My life at the moment. I just got back from a long trip in Colorado with my mom and sister. Wasn't too bad. The rides were long and the conversations weren't bad, but my mom has a shitty attitude. She acts like she's the only one with problems, she acts like a victim, she had a really rough childhood but she claimed to have "Let it go". This isn't the truth, she uses her past as a way to say she's tougher than everyone else. This is the same woman who left me at 7 and blamed me for it years later.
I just wish I was raised with caring parents who held me and told me they loved me. Neither of my parents did that.

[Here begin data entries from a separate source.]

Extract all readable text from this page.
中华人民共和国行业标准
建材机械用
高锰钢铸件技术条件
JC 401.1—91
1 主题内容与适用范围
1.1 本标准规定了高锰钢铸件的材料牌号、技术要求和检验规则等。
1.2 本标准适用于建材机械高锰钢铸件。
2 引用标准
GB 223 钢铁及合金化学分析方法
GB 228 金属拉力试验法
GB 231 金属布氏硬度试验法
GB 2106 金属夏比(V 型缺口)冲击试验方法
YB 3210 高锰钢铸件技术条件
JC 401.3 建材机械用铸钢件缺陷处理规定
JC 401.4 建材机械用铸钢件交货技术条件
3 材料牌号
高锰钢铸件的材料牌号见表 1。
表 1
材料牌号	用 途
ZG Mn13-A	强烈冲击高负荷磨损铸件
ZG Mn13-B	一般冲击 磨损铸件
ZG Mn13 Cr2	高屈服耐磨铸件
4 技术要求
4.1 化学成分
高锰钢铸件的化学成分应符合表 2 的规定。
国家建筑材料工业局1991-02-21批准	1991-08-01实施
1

I am living with my mom until I am done with trade school then I am southern bound. She mocks my ideas and thinks they are unrealistic but I don't need her support to achieve what I want.
I want to have a family, I want to love my children the way I never was. I want to let go. Does anyone have an idea how to let go? It's hard. My mom has this idea that she lets everything go but as soon as you make her mad, she throws it right back at you.
I want to be a better person than her. I want to be a smiling person who let go of the past and looks toward the future.
My attitude needs to change. I need to accept that people are people. People are strange just like me.
I don't have a lot of friends, I have some that really care. But I feel like I have to be alone. It's like life is telling me that I am a lone wanderer.
I'd like to help more people, make people smile and make them feel and be better than I am. I want to benefit people and help them, I want to be the friend I never had growing up.